Quants poised to take over the world of bonds: Invesco

Quants poised to take over the world of bonds: Invesco
With the work-from-home era fueling a boom in electronic trading, the majority of investors in a $31 trillion community say they now deploy factor strategies in bond portfolios.
SEP 27, 2021

The quant revolution in fixed income is here at long last, if the latest Invesco Ltd. poll is anything to go by. 

With the work-from-home era fueling a boom in electronic trading, the majority of investors in a $31 trillion community say they now deploy factor strategies in bond portfolios. 

It’s the latest evidence the systematic crowd are running wild in a market long seen as hostile to their allocation methods. The strategies have been put into practice by 55% of respondents compared with 40% last year

Conviction has been rising in recent years that slicing bonds by factors like value and price momentum provides a way to outperform traditional investing styles. After a decade-long debt rally drove yields to almost nothing, Wall Street is more receptive to the pitch than ever. 

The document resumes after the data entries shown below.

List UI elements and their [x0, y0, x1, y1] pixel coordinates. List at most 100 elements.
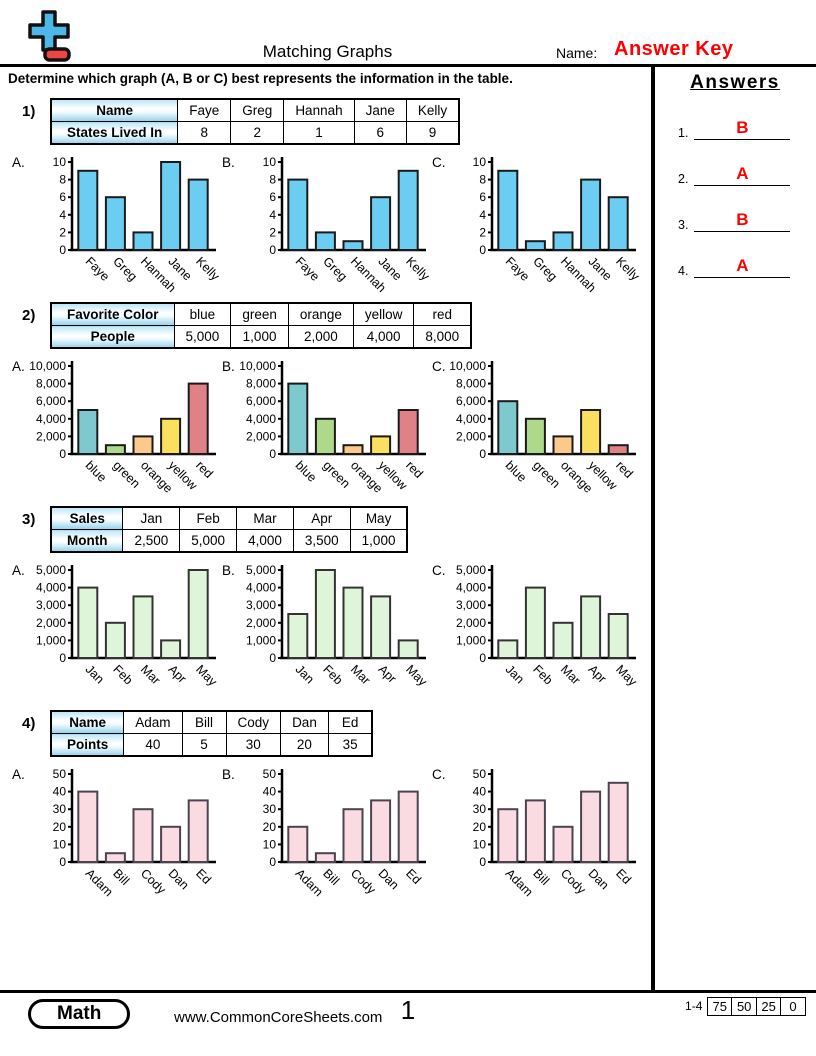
answer-item: 2. A [678, 164, 810, 186]
svg-text:10: 10 [53, 837, 67, 851]
chart-option-label: A. [12, 563, 25, 578]
score-box: 0 [780, 997, 806, 1016]
table-row-wrap: 4) Name Adam Bill Cody Dan Ed Points 40 … [22, 710, 652, 757]
chart-option-label: C. [432, 359, 446, 374]
svg-text:Ed: Ed [193, 866, 214, 887]
svg-text:4,000: 4,000 [246, 581, 276, 595]
answer-number: 4. [678, 264, 689, 278]
table-row: Favorite Color blue green orange yellow … [50, 302, 472, 326]
problem-2: 2) Favorite Color blue green orange yell… [0, 302, 652, 500]
table-row-header-cell: Name [50, 710, 125, 734]
svg-text:May: May [403, 662, 430, 689]
chart-option-b: B. 0 2 4 6 8 10 Faye Greg Hannah Jane Kelly [222, 150, 433, 296]
score-cells: 75 50 25 0 [706, 997, 806, 1016]
svg-text:8,000: 8,000 [456, 377, 486, 391]
svg-text:8: 8 [269, 173, 276, 187]
table-value-cell: Jan [122, 506, 181, 530]
svg-text:6,000: 6,000 [36, 394, 66, 408]
table-value-cell: 9 [405, 121, 460, 145]
svg-text:Mar: Mar [138, 662, 163, 687]
table-row: Month 2,500 5,000 4,000 3,500 1,000 [50, 529, 408, 553]
svg-text:2,000: 2,000 [36, 429, 66, 443]
svg-text:1,000: 1,000 [246, 633, 276, 647]
table-value-cell: 2,000 [287, 325, 354, 349]
table-row: Name Adam Bill Cody Dan Ed [50, 710, 373, 734]
svg-text:2,000: 2,000 [36, 616, 66, 630]
charts-row: A. 0 2,000 4,000 6,000 8,000 10,000 blue green o… [12, 354, 652, 500]
bar-chart: 0 2,000 4,000 6,000 8,000 10,000 blue green oran… [446, 354, 642, 500]
problem-number: 3) [22, 511, 36, 528]
footer-website: www.CommonCoreSheets.com [174, 1009, 383, 1026]
chart-option-c: C. 0 2 4 6 8 10 Faye Greg Hannah Jane Kelly [432, 150, 643, 296]
svg-text:Kelly: Kelly [193, 254, 223, 284]
svg-text:May: May [613, 662, 640, 689]
answers-title: Answers [690, 72, 780, 93]
svg-text:6,000: 6,000 [246, 394, 276, 408]
svg-text:10,000: 10,000 [239, 359, 276, 373]
answer-number: 1. [678, 126, 689, 140]
svg-text:4,000: 4,000 [456, 581, 486, 595]
bar-chart: 0 1,000 2,000 3,000 4,000 5,000 Jan Feb Mar Apr Ma… [26, 558, 222, 704]
table-value-cell: 40 [123, 733, 183, 757]
bar-chart: 0 2,000 4,000 6,000 8,000 10,000 blue green oran… [26, 354, 222, 500]
table-value-cell: Greg [230, 98, 285, 122]
svg-text:50: 50 [53, 767, 67, 781]
svg-text:Greg: Greg [530, 254, 560, 284]
svg-text:Bill: Bill [110, 866, 132, 888]
answer-number: 3. [678, 218, 689, 232]
svg-text:Jan: Jan [293, 662, 317, 686]
header-divider-line [0, 64, 816, 67]
svg-text:10: 10 [473, 155, 487, 169]
table-value-cell: 1 [283, 121, 355, 145]
svg-text:1,000: 1,000 [36, 633, 66, 647]
svg-text:blue: blue [83, 458, 110, 485]
table-row-wrap: 1) Name Faye Greg Hannah Jane Kelly Stat… [22, 98, 652, 145]
svg-text:0: 0 [479, 447, 486, 461]
svg-text:Cody: Cody [558, 866, 589, 897]
problem-number: 2) [22, 307, 36, 324]
data-table: Name Adam Bill Cody Dan Ed Points 40 5 3… [50, 710, 374, 757]
problem-number: 4) [22, 715, 36, 732]
chart-option-label: C. [432, 563, 446, 578]
chart-option-label: B. [222, 563, 235, 578]
table-value-cell: 30 [225, 733, 282, 757]
svg-text:Ed: Ed [403, 866, 424, 887]
answer-item: 4. A [678, 256, 810, 278]
table-row-header-cell: Favorite Color [50, 302, 175, 326]
svg-text:Jan: Jan [83, 662, 107, 686]
table-row-header-cell: People [50, 325, 175, 349]
svg-text:10,000: 10,000 [29, 359, 66, 373]
svg-text:4: 4 [269, 208, 276, 222]
svg-text:6: 6 [479, 190, 486, 204]
problem-number: 1) [22, 103, 36, 120]
table-row: Name Faye Greg Hannah Jane Kelly [50, 98, 460, 122]
table-row-header-cell: Points [50, 733, 125, 757]
svg-text:0: 0 [269, 243, 276, 257]
table-row: States Lived In 8 2 1 6 9 [50, 121, 460, 145]
score-area: 1-4 75 50 25 0 [685, 997, 806, 1016]
svg-text:Bill: Bill [530, 866, 552, 888]
chart-option-a: A. 0 2,000 4,000 6,000 8,000 10,000 blue green o… [12, 354, 222, 500]
table-value-cell: Hannah [283, 98, 355, 122]
table-row-header-cell: Month [50, 529, 124, 553]
bar-chart: 0 2,000 4,000 6,000 8,000 10,000 blue green oran… [236, 354, 432, 500]
plus-minus-logo-icon [26, 8, 72, 69]
table-value-cell: Mar [236, 506, 294, 530]
table-value-cell: 5,000 [179, 529, 238, 553]
svg-text:40: 40 [473, 785, 487, 799]
svg-text:Feb: Feb [110, 662, 135, 687]
svg-text:5,000: 5,000 [246, 563, 276, 577]
svg-text:4,000: 4,000 [246, 412, 276, 426]
table-value-cell: Kelly [405, 98, 460, 122]
answer-value: B [694, 118, 791, 140]
table-value-cell: Dan [280, 710, 329, 734]
chart-option-a: A. 0 1,000 2,000 3,000 4,000 5,000 Jan Feb Mar Ap… [12, 558, 222, 704]
score-box: 75 [706, 997, 733, 1016]
chart-option-label: C. [432, 155, 446, 170]
answers-divider [651, 67, 655, 990]
svg-text:Greg: Greg [320, 254, 350, 284]
svg-text:green: green [320, 458, 353, 491]
bar-chart: 0 1,000 2,000 3,000 4,000 5,000 Jan Feb Mar Apr Ma… [236, 558, 432, 704]
svg-text:4: 4 [59, 208, 66, 222]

In the exchange-traded fund market, smart-beta bond products — those that use factors to guide exposure — have drawn $13.5 billion this year, according to data compiled by Bloomberg Intelligence. That’s already a record haul which has lifted total assets to $57 billion. 

“The yield spread has been compressed, and when looking at the market information it is difficult to understand what is meaningful,” the Invesco survey cites an unnamed North American institutional investor as saying. “Incorporating factors within our fixed income strategies has helped us find a way to navigate through this period.”

The study, dated as of March, surveyed 241 institutional and wholesale investors that use factors in some way. It found that the most commonly used fixed-income varieties include value, quality and carry. Many money managers also use macro styles such as duration, liquidity and inflation. 

Other highlights include:

  • In the equity world, Invesco found that the long-embattled value strategy has regained favor, consistent with market trends since economies began to recover from the pandemic late last year.
  • 87% say they allocate to the factor — which likes shares that are cheap compared to price fundamentals — compared with 82% last year. 42% have boosted exposure to the investing style over the past 12 months and 46% say they kept it unchanged.
  • 48% say they use factors to help incorporate environmental, social and governance concerns. Among them, 72% apply ESG screens before using their factor model while 57% incorporate ESG variables into their models.
  • 41% say ESG is completely independent of investment factors, 29% say it is indirectly incorporated in other factors like quality while 30% say it’s a factor on its own.
  • In the year through March, 50% say factors performed in line with traditional active strategies while 34% say they underperformed. Compared to market-weighted strategies, the answer was mixed, with 38% saying factors did worse.
  • Over the next 12 months, 57% say they plan to maintain factor allocations in their overall portfolios, 35% see increases and 8% see cuts.